Natural Disasters

Killer heat wave is on, but no relief in sight

As heat wave is not recognised as a natural calamity by the central government, there are no relief measures in place

 
By Isha Bajpai
Published: Thursday 29 March 2018
Southern and western India experienced 50 per cent more heat wave events between 1985 and 2009 than the previous 25-year period. Credit: Vikas Choudhary

Heat wave is the third biggest natural killer in the country with 2,040 people dying of it in 2015, but the government refuses to consider it a natural disaster.

The National Disaster Management Act, 2005, and the National Policy on Disaster Management, 2009, do not include heat wave in the list of natural calamities. The government, therefore, does not devote financial and infrastructure resources to the problem.

According to a recent collaborative study by the University of California and IIT-Bombay and IIT-Delhi, summer mean temperatures in the country have increased substantially from 1960 to 2009. The accumulated intensity, count, duration, and days of heat waves have also increased during this time period in most parts of the country, especially in the northern, southern and western parts.

This figure shows that summer mean temperatures have increased substantially from 1960 to 2009. The time series exhibits a statistically significant (95% confidence interval) upward trend confirmed using the Mann-Kendall (MK) trend test. The accumulated intensity, count, duration, and days of Indian heat waves have also increased over the analysed time period over most of the country and especially in the northern, southern, and western parts of India.

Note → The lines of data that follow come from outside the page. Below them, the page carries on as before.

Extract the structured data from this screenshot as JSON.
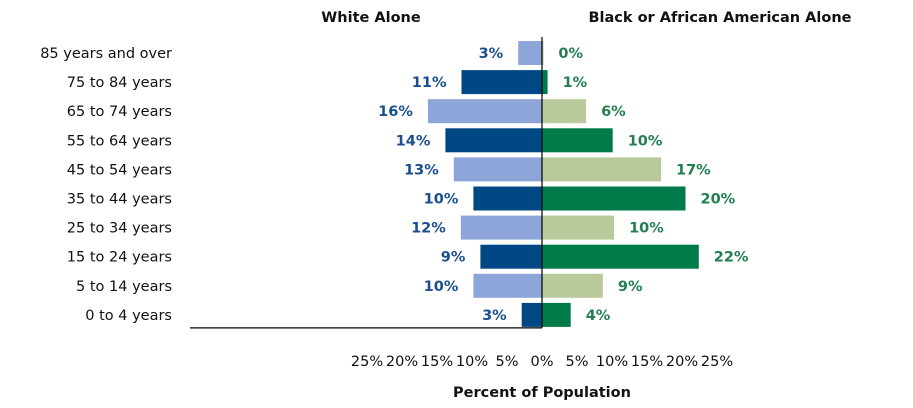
{
  "chart_data": {
    "type": "bar",
    "orientation": "horizontal-diverging",
    "categories": [
      "85 years and over",
      "75 to 84 years",
      "65 to 74 years",
      "55 to 64 years",
      "45 to 54 years",
      "35 to 44 years",
      "25 to 34 years",
      "15 to 24 years",
      "5 to 14 years",
      "0 to 4 years"
    ],
    "series": [
      {
        "name": "White Alone",
        "side": "left",
        "values": [
          3.4,
          11.5,
          16.3,
          13.8,
          12.6,
          9.8,
          11.6,
          8.8,
          9.8,
          2.9
        ],
        "labels": [
          "3%",
          "11%",
          "16%",
          "14%",
          "13%",
          "10%",
          "12%",
          "9%",
          "10%",
          "3%"
        ],
        "colors": [
          "#8ea5d9",
          "#004785",
          "#8ea5d9",
          "#004785",
          "#8ea5d9",
          "#004785",
          "#8ea5d9",
          "#004785",
          "#8ea5d9",
          "#004785"
        ],
        "label_color": "#1a4f8f"
      },
      {
        "name": "Black or African American Alone",
        "side": "right",
        "values": [
          0.2,
          0.8,
          6.3,
          10.1,
          17.0,
          20.5,
          10.3,
          22.4,
          8.7,
          4.1
        ],
        "labels": [
          "0%",
          "1%",
          "6%",
          "10%",
          "17%",
          "20%",
          "10%",
          "22%",
          "9%",
          "4%"
        ],
        "colors": [
          "#b8ca9a",
          "#007a48",
          "#b8ca9a",
          "#007a48",
          "#b8ca9a",
          "#007a48",
          "#b8ca9a",
          "#007a48",
          "#b8ca9a",
          "#007a48"
        ],
        "label_color": "#228050"
      }
    ],
    "x_ticks": [
      "25%",
      "20%",
      "15%",
      "10%",
      "5%",
      "0%",
      "5%",
      "10%",
      "15%",
      "20%",
      "25%"
    ],
    "xlim": [
      -25,
      25
    ],
    "xlabel": "Percent of Population",
    "grid": false
  }
}
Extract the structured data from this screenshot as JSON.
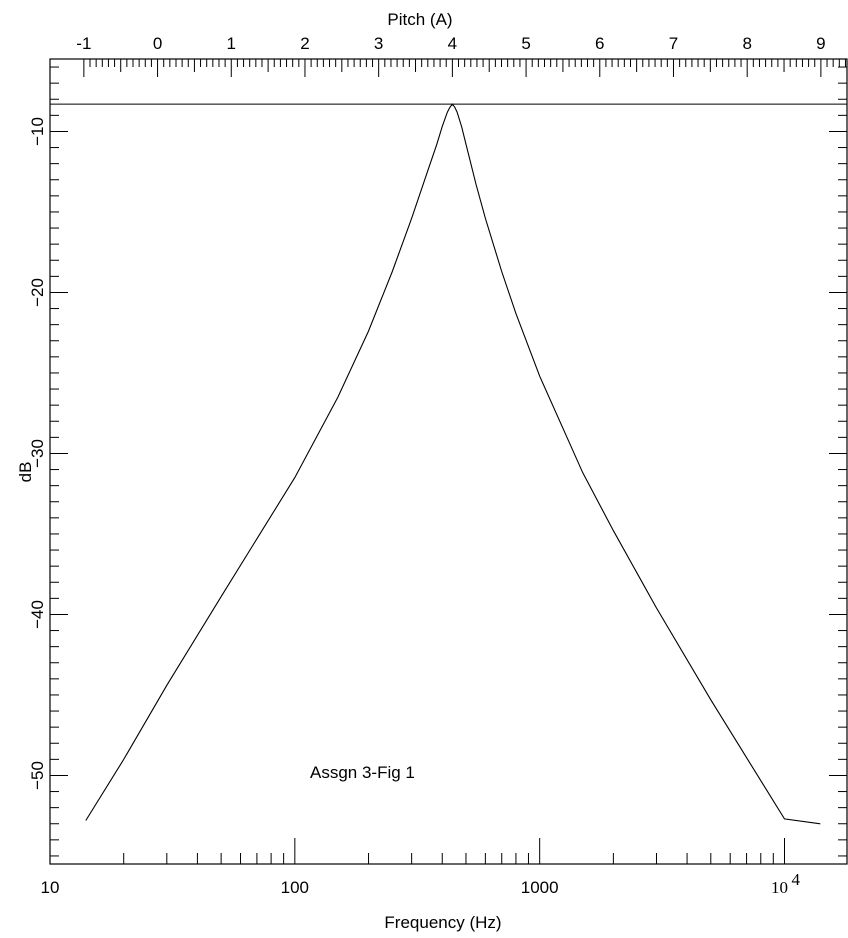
{
  "chart_data": {
    "type": "line",
    "xlabel": "Frequency (Hz)",
    "x_scale": "log",
    "xlim": [
      10,
      18000
    ],
    "x_ticks": [
      {
        "value": 10,
        "label": "10"
      },
      {
        "value": 100,
        "label": "100"
      },
      {
        "value": 1000,
        "label": "1000"
      },
      {
        "value": 10000,
        "label": "10",
        "exponent": "4"
      }
    ],
    "top_axis": {
      "label": "Pitch (A)",
      "tick_labels": [
        "-1",
        "0",
        "1",
        "2",
        "3",
        "4",
        "5",
        "6",
        "7",
        "8",
        "9"
      ],
      "reference_hz": 440
    },
    "ylabel": "dB",
    "ylim": [
      -55.5,
      -5.5
    ],
    "y_ticks": [
      -10,
      -20,
      -30,
      -40,
      -50
    ],
    "y_tick_labels": [
      "−10",
      "−20",
      "−30",
      "−40",
      "−50"
    ],
    "reference_line_y": -8.3,
    "annotation": "Assgn 3-Fig 1",
    "series": [
      {
        "x": [
          14,
          20,
          30,
          50,
          70,
          100,
          150,
          200,
          250,
          300,
          350,
          380,
          400,
          420,
          430,
          440,
          450,
          460,
          480,
          500,
          550,
          600,
          700,
          800,
          1000,
          1500,
          2000,
          3000,
          5000,
          7000,
          10000,
          14000
        ],
        "y": [
          -52.8,
          -49.0,
          -44.4,
          -38.9,
          -35.3,
          -31.5,
          -26.5,
          -22.4,
          -18.7,
          -15.4,
          -12.4,
          -10.8,
          -9.7,
          -8.8,
          -8.5,
          -8.3,
          -8.5,
          -8.8,
          -9.7,
          -10.8,
          -13.3,
          -15.4,
          -18.7,
          -21.3,
          -25.2,
          -31.2,
          -34.8,
          -39.6,
          -45.3,
          -48.9,
          -52.7,
          -53.0
        ]
      }
    ]
  }
}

Southern and western India experienced 50 per cent more heat wave events between 1985 and 2009 than the previous 25-year period (1960 to 1984). Similarly, heat wave days and mean duration of heat waves have increased by approximately 25 per cent in the majority of India, the study observes.

“In India, heat wave caused 25,716 deaths from 1992 to 2016 in various states. State governments reported 2,040 deaths in 2015 and 1,111 deaths in 2016. The sun also killed wildlife, birds, poultry, etc. across the country,” says a report on guidelines to manage heat wave prepared by the National Disaster Management Authority (NDMA).

In Telangana, 300 people died of heat in just two months—April and May 2016. During the same period, Andhra Pradesh saw 100 people succumb to heat. In Gujarat, 87 people and in Maharashtra, 43 died due to heat wave, says the Annual Climate Summary 2016 released by the Climate Monitoring and Analysis Group.

This year, when the summer has just set in, Maharashtra has already seen one death due to heat wave and 124 cases of people suffering from it, shows the data from Maharashtra Emergency Ambulance Service (MEMS). 

In government records, only deaths due to heat strokes and heat exhaustion are counted as heat wave deaths. Heat, however, can cause death in several ways—from organ failures to strokes. The NDMA, in its guidelines, too, calls it a cause of death, when it says, “Heat wave is a condition of atmospheric temperature that leads to physiological stress, which sometimes can cause deaths as well.”

The difficulty in linking mortality to heat wave makes the task of formulating and implementing relief measures difficult. For instance, Andhra Pradesh announced a compensation of Rs 100,000 to the kin of those who had died in the heat wave last year. But a majority of the families were denied the compensation on the ground that the heat wave could not be established as the cause of death.